The Impact Of Impurities
Impurities cause corrosion, scaling and other problems. These become more severe as boiler pressures and temperatures increase. Fortunately, the power industry has learned some lessons that directly apply to chemical plants, particularly ones that generate high-pressure steam for process needs or electrical generation. For example, Tables 1 and 2 summarize guidelines developed by the Electric Power Research Institute (EPRI) for makeup water effluent and condensate pump discharge (CPD) for heat recovery steam generators (HRSGs) .
An examination of the effects of some of these impurities reveals why the limits are so low. Consider chlorides. Even small amounts that enter the steam generator, say, from a condenser tube leak or contaminated condensate return, if chronic and not neutralized by the boiler-water treatment program, will concentrate under deposits on boiler internals. Chloride salts in the high temperature boiler environment can react with water per:
MgCl2 + 2H2O + heat → Mg(OH)2↓ + 2HCl (1)

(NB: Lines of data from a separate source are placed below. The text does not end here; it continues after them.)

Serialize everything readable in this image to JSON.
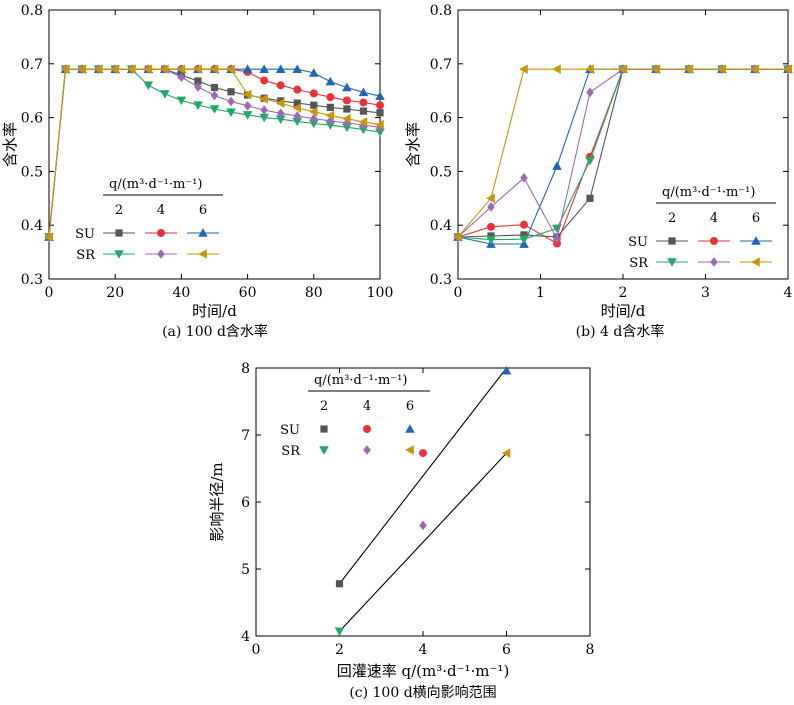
{
  "chart_data": [
    {
      "type": "line",
      "caption": "(a) 100 d含水率",
      "xlabel": "时间/d",
      "ylabel": "含水率",
      "xlim": [
        0,
        100
      ],
      "ylim": [
        0.3,
        0.8
      ],
      "xticks": [
        "0",
        "20",
        "40",
        "60",
        "80",
        "100"
      ],
      "yticks": [
        "0.3",
        "0.4",
        "0.5",
        "0.6",
        "0.7",
        "0.8"
      ],
      "legend": {
        "header": "q/(m³·d⁻¹·m⁻¹)",
        "rates": [
          "2",
          "4",
          "6"
        ],
        "rows": [
          "SU",
          "SR"
        ]
      },
      "series": [
        {
          "name": "SU",
          "rate": "2",
          "color": "#555555",
          "marker": "square",
          "x": [
            0,
            5,
            10,
            15,
            20,
            25,
            30,
            35,
            40,
            45,
            50,
            55,
            60,
            65,
            70,
            75,
            80,
            85,
            90,
            95,
            100
          ],
          "y": [
            0.378,
            0.69,
            0.69,
            0.69,
            0.69,
            0.69,
            0.69,
            0.69,
            0.679,
            0.668,
            0.656,
            0.648,
            0.642,
            0.636,
            0.631,
            0.627,
            0.623,
            0.619,
            0.616,
            0.612,
            0.609
          ]
        },
        {
          "name": "",
          "rate": "4",
          "color": "#e8323a",
          "marker": "circle",
          "x": [
            0,
            5,
            10,
            15,
            20,
            25,
            30,
            35,
            40,
            45,
            50,
            55,
            60,
            65,
            70,
            75,
            80,
            85,
            90,
            95,
            100
          ],
          "y": [
            0.378,
            0.69,
            0.69,
            0.69,
            0.69,
            0.69,
            0.69,
            0.69,
            0.69,
            0.69,
            0.69,
            0.69,
            0.685,
            0.669,
            0.66,
            0.652,
            0.645,
            0.638,
            0.632,
            0.628,
            0.623
          ]
        },
        {
          "name": "",
          "rate": "6",
          "color": "#1f66b5",
          "marker": "triangle",
          "x": [
            0,
            5,
            10,
            15,
            20,
            25,
            30,
            35,
            40,
            45,
            50,
            55,
            60,
            65,
            70,
            75,
            80,
            85,
            90,
            95,
            100
          ],
          "y": [
            0.378,
            0.69,
            0.69,
            0.69,
            0.69,
            0.69,
            0.69,
            0.69,
            0.69,
            0.69,
            0.69,
            0.69,
            0.69,
            0.69,
            0.69,
            0.69,
            0.683,
            0.667,
            0.656,
            0.647,
            0.64
          ]
        },
        {
          "name": "SR",
          "rate": "2",
          "color": "#22a868",
          "marker": "triangle-down",
          "x": [
            0,
            5,
            10,
            15,
            20,
            25,
            30,
            35,
            40,
            45,
            50,
            55,
            60,
            65,
            70,
            75,
            80,
            85,
            90,
            95,
            100
          ],
          "y": [
            0.378,
            0.69,
            0.69,
            0.69,
            0.69,
            0.69,
            0.66,
            0.644,
            0.632,
            0.623,
            0.616,
            0.61,
            0.605,
            0.6,
            0.597,
            0.593,
            0.589,
            0.586,
            0.582,
            0.578,
            0.573
          ]
        },
        {
          "name": "",
          "rate": "4",
          "color": "#9c6ab4",
          "marker": "diamond",
          "x": [
            0,
            5,
            10,
            15,
            20,
            25,
            30,
            35,
            40,
            45,
            50,
            55,
            60,
            65,
            70,
            75,
            80,
            85,
            90,
            95,
            100
          ],
          "y": [
            0.378,
            0.69,
            0.69,
            0.69,
            0.69,
            0.69,
            0.69,
            0.69,
            0.675,
            0.657,
            0.641,
            0.63,
            0.622,
            0.614,
            0.608,
            0.603,
            0.598,
            0.594,
            0.59,
            0.586,
            0.582
          ]
        },
        {
          "name": "",
          "rate": "6",
          "color": "#c8960a",
          "marker": "triangle-left",
          "x": [
            0,
            5,
            10,
            15,
            20,
            25,
            30,
            35,
            40,
            45,
            50,
            55,
            60,
            65,
            70,
            75,
            80,
            85,
            90,
            95,
            100
          ],
          "y": [
            0.378,
            0.69,
            0.69,
            0.69,
            0.69,
            0.69,
            0.69,
            0.69,
            0.69,
            0.69,
            0.69,
            0.69,
            0.643,
            0.635,
            0.627,
            0.618,
            0.611,
            0.604,
            0.598,
            0.592,
            0.587
          ]
        }
      ]
    },
    {
      "type": "line",
      "caption": "(b) 4 d含水率",
      "xlabel": "时间/d",
      "ylabel": "含水率",
      "xlim": [
        0,
        4
      ],
      "ylim": [
        0.3,
        0.8
      ],
      "xticks": [
        "0",
        "1",
        "2",
        "3",
        "4"
      ],
      "yticks": [
        "0.3",
        "0.4",
        "0.5",
        "0.6",
        "0.7",
        "0.8"
      ],
      "legend": {
        "header": "q/(m³·d⁻¹·m⁻¹)",
        "rates": [
          "2",
          "4",
          "6"
        ],
        "rows": [
          "SU",
          "SR"
        ]
      },
      "series": [
        {
          "name": "SU",
          "rate": "2",
          "color": "#555555",
          "marker": "square",
          "x": [
            0,
            0.4,
            0.8,
            1.2,
            1.6,
            2.0,
            2.4,
            2.8,
            3.2,
            3.6,
            4.0
          ],
          "y": [
            0.378,
            0.38,
            0.382,
            0.378,
            0.45,
            0.69,
            0.69,
            0.69,
            0.69,
            0.69,
            0.69
          ]
        },
        {
          "name": "",
          "rate": "4",
          "color": "#e8323a",
          "marker": "circle",
          "x": [
            0,
            0.4,
            0.8,
            1.2,
            1.6,
            2.0,
            2.4,
            2.8,
            3.2,
            3.6,
            4.0
          ],
          "y": [
            0.378,
            0.397,
            0.401,
            0.366,
            0.527,
            0.69,
            0.69,
            0.69,
            0.69,
            0.69,
            0.69
          ]
        },
        {
          "name": "",
          "rate": "6",
          "color": "#1f66b5",
          "marker": "triangle",
          "x": [
            0,
            0.4,
            0.8,
            1.2,
            1.6,
            2.0,
            2.4,
            2.8,
            3.2,
            3.6,
            4.0
          ],
          "y": [
            0.378,
            0.365,
            0.365,
            0.51,
            0.69,
            0.69,
            0.69,
            0.69,
            0.69,
            0.69,
            0.69
          ]
        },
        {
          "name": "SR",
          "rate": "2",
          "color": "#22a868",
          "marker": "triangle-down",
          "x": [
            0,
            0.4,
            0.8,
            1.2,
            1.6,
            2.0,
            2.4,
            2.8,
            3.2,
            3.6,
            4.0
          ],
          "y": [
            0.378,
            0.373,
            0.374,
            0.394,
            0.52,
            0.69,
            0.69,
            0.69,
            0.69,
            0.69,
            0.69
          ]
        },
        {
          "name": "",
          "rate": "4",
          "color": "#9c6ab4",
          "marker": "diamond",
          "x": [
            0,
            0.4,
            0.8,
            1.2,
            1.6,
            2.0,
            2.4,
            2.8,
            3.2,
            3.6,
            4.0
          ],
          "y": [
            0.378,
            0.434,
            0.488,
            0.375,
            0.647,
            0.69,
            0.69,
            0.69,
            0.69,
            0.69,
            0.69
          ]
        },
        {
          "name": "",
          "rate": "6",
          "color": "#c8960a",
          "marker": "triangle-left",
          "x": [
            0,
            0.4,
            0.8,
            1.2,
            1.6,
            2.0,
            2.4,
            2.8,
            3.2,
            3.6,
            4.0
          ],
          "y": [
            0.378,
            0.45,
            0.69,
            0.69,
            0.69,
            0.69,
            0.69,
            0.69,
            0.69,
            0.69,
            0.69
          ]
        }
      ]
    },
    {
      "type": "scatter",
      "caption": "(c) 100 d横向影响范围",
      "xlabel": "回灌速率 q/(m³·d⁻¹·m⁻¹)",
      "ylabel": "影响半径/m",
      "xlim": [
        0,
        8
      ],
      "ylim": [
        4,
        8
      ],
      "xticks": [
        "0",
        "2",
        "4",
        "6",
        "8"
      ],
      "yticks": [
        "4",
        "5",
        "6",
        "7",
        "8"
      ],
      "legend": {
        "header": "q/(m³·d⁻¹·m⁻¹)",
        "rates": [
          "2",
          "4",
          "6"
        ],
        "rows": [
          "SU",
          "SR"
        ]
      },
      "series": [
        {
          "name": "SU",
          "rate": "2",
          "color": "#555555",
          "marker": "square",
          "x": [
            2
          ],
          "y": [
            4.78
          ]
        },
        {
          "name": "",
          "rate": "4",
          "color": "#e8323a",
          "marker": "circle",
          "x": [
            4
          ],
          "y": [
            6.73
          ]
        },
        {
          "name": "",
          "rate": "6",
          "color": "#1f66b5",
          "marker": "triangle",
          "x": [
            6
          ],
          "y": [
            7.96
          ]
        },
        {
          "name": "SR",
          "rate": "2",
          "color": "#22a868",
          "marker": "triangle-down",
          "x": [
            2
          ],
          "y": [
            4.07
          ]
        },
        {
          "name": "",
          "rate": "4",
          "color": "#9c6ab4",
          "marker": "diamond",
          "x": [
            4
          ],
          "y": [
            5.65
          ]
        },
        {
          "name": "",
          "rate": "6",
          "color": "#c8960a",
          "marker": "triangle-left",
          "x": [
            6
          ],
          "y": [
            6.73
          ]
        }
      ],
      "fit_lines": [
        {
          "x": [
            2,
            6
          ],
          "y": [
            4.78,
            8.0
          ]
        },
        {
          "x": [
            2,
            6
          ],
          "y": [
            4.07,
            6.73
          ]
        }
      ]
    }
  ]
}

The hydrochloric acid produced may cause general corrosion by itself — worse yet, the acid will accumulate under deposits, where it can react with iron to generate hydrogen. The hydrogen gas molecules penetrate into the metal wall where they then combine with carbon atoms in the steel to generate methane (CH4):
2H2 + Fe3C → 3Fe + CH4↑ (2)
Formation of the gaseous methane and hydrogen molecules causes cracking in the steel, greatly weakening its strength (Figure 1). Hydrogen damage is very troublesome because it’s not easily detected. After such damage has occurred, the plant staff may replace tubes only to find that other tubes continue to rupture. I once was part of a team that had to deal with hydrogen damage in a 1,250-psig utility boiler. Operations personnel insisted on running the unit for several weeks with a known condenser leak. Even though the team did its best to maintain adequate boiler water chemistry, the ultimate outcome was extensive hydrogen damage that required a complete boiler retubing.